Vous avez dit concurrence déloyale ?



Depuis quelques jours, l’agence de transport  Memento accuse Volcano Express (une autre société de transport) de concurrence déloyale. Pour le blogueur Patrick Nimpagaritse, cette incompréhension entre les deux agences fait preuve d’une nécessité de la sensibilisation à l’intention des entreprises burundaises sur l’importance de la concurrence

Tout commence après que Volcano a  introduit ses bus à l’Est du Burundi, précisément sur l’axe Gitega-Ruyigi-Cankuzo. C’est un axe que Memento dit avoir initié au moment où «volcano ne voulait pas s’y engager».

Des accusations rejetées en bloc par cette dernière. Selon Volcano express, si elle a engagé ses bus sur cet axe, c’est sur l’autorisation du ministère ayant les transports  dans ses attributions. Et paradoxalement, glisse Abdoul Mugisha, Directeur Général de Volcano Express, «Memonto est implanté aussi sur des axes où nous l’avons précédé, ceux du nord du Burundi.»

Des accusations qui ne passent pas chez les internautes

Si le ministère de tutelle n’a pas encore réagi, les internautes eux, se sont emparés de la question. Sur la page du site Ikiriho  qui a relayé cette information, les commentaires tranchent en faveur de Volcano.

Selon eux, les accusations de Memento à l’endroit de Volcano n’ont pas lieu d’être.

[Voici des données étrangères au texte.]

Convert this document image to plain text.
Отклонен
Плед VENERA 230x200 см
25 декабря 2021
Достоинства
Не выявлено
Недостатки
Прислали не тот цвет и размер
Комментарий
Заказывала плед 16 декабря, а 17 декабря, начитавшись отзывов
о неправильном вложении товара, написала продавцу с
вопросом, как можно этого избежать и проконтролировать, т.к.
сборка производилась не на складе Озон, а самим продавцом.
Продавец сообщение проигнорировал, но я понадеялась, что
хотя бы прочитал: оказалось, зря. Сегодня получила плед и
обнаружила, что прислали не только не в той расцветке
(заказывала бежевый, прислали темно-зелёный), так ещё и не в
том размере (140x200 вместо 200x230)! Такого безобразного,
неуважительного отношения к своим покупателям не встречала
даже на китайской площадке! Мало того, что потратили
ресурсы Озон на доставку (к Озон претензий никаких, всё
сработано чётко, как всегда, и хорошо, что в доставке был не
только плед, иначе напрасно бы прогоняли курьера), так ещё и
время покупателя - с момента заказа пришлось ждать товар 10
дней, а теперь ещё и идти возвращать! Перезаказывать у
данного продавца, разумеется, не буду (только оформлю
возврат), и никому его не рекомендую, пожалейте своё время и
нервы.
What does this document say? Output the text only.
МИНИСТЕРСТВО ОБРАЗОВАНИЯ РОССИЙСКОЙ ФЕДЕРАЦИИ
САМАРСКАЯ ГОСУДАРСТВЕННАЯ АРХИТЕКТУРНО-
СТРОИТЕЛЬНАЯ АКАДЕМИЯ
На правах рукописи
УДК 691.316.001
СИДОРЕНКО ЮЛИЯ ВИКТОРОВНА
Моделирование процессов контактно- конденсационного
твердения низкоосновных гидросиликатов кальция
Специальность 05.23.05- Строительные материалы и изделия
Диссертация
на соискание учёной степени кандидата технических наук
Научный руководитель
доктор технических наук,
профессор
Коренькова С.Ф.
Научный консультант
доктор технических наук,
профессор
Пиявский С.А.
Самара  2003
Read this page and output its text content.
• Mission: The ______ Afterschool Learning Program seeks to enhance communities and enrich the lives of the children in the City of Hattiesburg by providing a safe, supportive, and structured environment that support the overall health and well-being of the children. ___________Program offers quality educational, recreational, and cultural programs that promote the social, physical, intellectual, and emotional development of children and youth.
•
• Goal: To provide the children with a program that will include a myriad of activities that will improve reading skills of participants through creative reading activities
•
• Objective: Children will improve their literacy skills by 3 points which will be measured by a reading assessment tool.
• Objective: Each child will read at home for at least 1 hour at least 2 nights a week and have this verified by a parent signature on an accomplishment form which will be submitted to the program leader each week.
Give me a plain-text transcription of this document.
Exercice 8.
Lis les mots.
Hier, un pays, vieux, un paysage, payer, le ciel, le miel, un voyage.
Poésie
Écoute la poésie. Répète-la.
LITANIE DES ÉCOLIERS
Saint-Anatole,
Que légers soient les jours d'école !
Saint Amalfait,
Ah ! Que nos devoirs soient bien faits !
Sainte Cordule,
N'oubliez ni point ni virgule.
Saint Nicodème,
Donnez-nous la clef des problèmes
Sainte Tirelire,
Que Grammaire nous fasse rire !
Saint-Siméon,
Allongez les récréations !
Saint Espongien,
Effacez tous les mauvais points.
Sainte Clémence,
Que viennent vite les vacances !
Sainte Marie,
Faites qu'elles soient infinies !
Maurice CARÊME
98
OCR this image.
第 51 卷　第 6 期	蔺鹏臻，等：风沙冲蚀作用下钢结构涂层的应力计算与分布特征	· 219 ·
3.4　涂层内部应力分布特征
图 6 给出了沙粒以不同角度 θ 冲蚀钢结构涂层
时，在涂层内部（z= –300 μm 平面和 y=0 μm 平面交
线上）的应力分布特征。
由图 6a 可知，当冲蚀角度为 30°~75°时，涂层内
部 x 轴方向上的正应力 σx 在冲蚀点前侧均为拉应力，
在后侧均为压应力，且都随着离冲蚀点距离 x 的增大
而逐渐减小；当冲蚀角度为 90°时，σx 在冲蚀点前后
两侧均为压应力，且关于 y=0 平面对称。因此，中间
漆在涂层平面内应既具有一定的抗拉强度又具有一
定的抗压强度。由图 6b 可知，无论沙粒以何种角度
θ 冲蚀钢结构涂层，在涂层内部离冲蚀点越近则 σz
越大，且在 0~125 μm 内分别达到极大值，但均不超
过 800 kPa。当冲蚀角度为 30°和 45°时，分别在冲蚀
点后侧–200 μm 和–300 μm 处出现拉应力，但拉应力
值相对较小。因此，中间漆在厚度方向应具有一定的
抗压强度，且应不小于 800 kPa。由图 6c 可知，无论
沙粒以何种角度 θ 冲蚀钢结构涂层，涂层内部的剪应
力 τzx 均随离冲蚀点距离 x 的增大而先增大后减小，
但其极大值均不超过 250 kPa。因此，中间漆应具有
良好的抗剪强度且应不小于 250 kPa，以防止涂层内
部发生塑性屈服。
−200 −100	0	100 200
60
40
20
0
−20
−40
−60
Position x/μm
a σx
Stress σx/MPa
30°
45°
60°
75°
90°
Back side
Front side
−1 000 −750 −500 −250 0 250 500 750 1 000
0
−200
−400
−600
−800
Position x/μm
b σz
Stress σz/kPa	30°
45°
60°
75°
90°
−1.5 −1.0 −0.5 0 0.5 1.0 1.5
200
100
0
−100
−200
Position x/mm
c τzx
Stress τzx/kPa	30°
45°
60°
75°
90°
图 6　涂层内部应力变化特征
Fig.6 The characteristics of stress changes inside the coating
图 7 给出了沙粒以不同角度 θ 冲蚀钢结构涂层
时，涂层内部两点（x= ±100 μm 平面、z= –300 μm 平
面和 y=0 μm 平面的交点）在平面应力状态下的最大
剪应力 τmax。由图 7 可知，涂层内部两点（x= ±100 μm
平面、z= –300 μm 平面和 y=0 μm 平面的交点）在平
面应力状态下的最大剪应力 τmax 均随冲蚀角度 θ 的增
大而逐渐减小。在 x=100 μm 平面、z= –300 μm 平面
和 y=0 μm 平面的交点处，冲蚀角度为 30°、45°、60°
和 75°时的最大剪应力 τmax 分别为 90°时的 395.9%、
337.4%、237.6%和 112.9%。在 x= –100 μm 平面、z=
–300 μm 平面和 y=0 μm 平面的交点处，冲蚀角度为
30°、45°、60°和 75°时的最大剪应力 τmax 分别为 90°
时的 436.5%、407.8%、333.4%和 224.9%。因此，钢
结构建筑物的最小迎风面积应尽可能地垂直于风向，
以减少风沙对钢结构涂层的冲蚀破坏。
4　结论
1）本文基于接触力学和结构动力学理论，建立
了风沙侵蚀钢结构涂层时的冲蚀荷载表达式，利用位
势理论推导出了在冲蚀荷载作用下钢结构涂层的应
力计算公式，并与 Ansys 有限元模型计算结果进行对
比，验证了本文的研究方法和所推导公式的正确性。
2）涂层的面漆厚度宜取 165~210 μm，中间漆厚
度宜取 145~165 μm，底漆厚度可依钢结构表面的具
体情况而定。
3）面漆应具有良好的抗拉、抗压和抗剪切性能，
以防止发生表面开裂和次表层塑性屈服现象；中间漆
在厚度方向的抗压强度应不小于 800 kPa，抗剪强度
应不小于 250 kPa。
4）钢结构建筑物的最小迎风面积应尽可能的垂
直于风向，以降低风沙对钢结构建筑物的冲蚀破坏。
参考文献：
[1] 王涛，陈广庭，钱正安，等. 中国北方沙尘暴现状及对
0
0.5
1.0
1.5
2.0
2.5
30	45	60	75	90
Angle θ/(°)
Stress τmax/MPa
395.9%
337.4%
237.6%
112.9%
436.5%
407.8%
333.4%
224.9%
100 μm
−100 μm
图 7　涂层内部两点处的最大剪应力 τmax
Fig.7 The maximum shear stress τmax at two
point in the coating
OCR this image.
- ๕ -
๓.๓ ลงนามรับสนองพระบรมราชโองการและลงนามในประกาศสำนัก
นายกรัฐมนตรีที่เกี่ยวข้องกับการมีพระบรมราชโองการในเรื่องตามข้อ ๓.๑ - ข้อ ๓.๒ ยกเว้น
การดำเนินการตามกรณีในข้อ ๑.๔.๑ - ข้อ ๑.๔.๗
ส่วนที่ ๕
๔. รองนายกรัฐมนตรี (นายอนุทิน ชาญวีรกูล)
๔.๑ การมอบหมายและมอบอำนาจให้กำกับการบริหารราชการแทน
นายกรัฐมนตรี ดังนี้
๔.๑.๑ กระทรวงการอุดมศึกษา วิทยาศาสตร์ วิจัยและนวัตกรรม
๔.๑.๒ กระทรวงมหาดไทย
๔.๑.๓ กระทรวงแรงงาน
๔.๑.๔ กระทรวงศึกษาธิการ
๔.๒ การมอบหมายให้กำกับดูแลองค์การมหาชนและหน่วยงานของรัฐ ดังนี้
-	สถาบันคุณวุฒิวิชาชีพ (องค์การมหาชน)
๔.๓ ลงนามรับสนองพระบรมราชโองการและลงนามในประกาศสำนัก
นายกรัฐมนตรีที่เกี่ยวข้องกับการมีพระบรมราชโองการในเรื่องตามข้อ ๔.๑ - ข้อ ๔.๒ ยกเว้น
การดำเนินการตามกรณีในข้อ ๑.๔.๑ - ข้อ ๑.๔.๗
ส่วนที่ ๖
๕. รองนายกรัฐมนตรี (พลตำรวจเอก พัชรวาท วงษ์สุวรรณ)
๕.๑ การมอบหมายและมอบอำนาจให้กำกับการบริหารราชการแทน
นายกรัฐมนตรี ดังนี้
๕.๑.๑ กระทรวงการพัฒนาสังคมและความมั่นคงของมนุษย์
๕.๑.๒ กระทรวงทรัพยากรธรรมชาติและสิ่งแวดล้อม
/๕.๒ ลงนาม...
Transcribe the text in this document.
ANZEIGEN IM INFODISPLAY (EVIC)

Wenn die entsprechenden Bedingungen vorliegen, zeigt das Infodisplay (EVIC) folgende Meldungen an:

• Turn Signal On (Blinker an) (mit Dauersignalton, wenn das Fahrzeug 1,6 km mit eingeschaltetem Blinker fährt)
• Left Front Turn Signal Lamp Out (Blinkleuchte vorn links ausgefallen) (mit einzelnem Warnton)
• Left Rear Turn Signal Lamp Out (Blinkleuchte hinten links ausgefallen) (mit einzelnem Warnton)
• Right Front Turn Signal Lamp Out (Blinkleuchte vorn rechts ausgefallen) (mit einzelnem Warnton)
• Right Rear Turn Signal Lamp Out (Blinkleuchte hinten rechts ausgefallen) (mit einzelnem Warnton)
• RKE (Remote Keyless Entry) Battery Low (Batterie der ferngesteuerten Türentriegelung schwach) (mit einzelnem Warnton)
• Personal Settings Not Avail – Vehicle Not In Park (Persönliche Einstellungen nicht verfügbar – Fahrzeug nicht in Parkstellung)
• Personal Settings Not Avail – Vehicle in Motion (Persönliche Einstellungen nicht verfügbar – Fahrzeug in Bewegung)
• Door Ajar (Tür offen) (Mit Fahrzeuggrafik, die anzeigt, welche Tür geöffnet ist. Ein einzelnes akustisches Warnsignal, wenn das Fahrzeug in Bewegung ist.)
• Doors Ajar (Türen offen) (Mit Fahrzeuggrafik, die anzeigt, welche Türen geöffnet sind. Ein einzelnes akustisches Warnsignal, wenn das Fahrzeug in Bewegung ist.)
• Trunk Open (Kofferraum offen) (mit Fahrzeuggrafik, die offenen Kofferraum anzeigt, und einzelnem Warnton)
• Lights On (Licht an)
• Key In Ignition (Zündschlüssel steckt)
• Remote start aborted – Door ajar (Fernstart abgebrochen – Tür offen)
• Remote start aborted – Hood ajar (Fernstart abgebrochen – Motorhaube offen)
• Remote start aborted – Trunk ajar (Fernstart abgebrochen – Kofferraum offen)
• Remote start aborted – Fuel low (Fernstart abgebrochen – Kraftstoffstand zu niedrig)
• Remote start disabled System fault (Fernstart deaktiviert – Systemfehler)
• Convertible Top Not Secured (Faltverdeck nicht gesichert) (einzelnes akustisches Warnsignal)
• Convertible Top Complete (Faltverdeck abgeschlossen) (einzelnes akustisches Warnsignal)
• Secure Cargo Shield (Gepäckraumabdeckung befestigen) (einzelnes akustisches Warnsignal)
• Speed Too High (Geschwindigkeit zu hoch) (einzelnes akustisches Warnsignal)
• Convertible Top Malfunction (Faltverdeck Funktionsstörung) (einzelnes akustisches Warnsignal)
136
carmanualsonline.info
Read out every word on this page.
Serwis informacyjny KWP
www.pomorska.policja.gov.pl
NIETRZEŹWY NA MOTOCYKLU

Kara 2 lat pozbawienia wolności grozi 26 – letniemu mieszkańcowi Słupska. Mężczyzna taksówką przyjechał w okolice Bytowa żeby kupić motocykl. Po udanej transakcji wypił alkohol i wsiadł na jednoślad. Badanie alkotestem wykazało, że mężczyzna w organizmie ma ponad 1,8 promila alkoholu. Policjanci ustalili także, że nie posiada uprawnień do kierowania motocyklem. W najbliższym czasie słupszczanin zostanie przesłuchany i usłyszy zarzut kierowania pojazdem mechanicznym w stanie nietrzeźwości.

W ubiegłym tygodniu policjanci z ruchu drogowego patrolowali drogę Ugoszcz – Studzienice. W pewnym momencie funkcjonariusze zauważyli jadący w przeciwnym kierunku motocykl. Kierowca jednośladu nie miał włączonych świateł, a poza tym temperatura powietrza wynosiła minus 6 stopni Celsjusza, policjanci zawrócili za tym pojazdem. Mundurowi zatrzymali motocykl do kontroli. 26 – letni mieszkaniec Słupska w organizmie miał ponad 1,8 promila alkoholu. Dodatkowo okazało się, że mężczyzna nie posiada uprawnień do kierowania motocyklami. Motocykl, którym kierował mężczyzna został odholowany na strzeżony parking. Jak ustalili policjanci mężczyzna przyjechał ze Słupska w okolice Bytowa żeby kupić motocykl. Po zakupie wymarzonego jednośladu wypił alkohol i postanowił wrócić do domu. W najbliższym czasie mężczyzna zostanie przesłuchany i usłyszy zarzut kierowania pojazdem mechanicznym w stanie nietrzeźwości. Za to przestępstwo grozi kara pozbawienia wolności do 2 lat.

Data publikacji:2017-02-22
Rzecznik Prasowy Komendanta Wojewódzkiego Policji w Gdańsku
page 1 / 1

Ils concluent que le patron de Memento craigne la concurrence. Avant d’encourager d’autres investisseurs de s’intéresser au secteur des transports qui reste inexploité au Burundi.

La concurrence, ça ne fait pas de mal à personne

Ce conflit Memento-Volcano est révélateur d’un fait. Au Burundi, les opérateurs économiques ne sont pas encore habitués à la concurrence. Contrairement aux autres pays de la région, la concurrence n’est pas encore une réalité dans le système économique burundais.

Si la présence de Memento et de Volcano est une aubaine pour les voyageurs burundais, ce conflit vient nous rappeler que la concurrence n’est pas appréciée par les entreprises.

Les transports publics étant des plus rudimentaires, surtout en mairie de Bujumbura, il est plus qu’une nécessité de moderniser ce secteur. Et là, parier qu’un seul investisseur ne peut pas relever le défi ne serait pas une exagération.

Il faut donc une concurrence. A côté d’un service de qualité qu’elle offrirait, les consommateurs auront le choix entre divers services et le cas échéant le prix du ticket de transport  pourrait se retrouver revu à la baisse.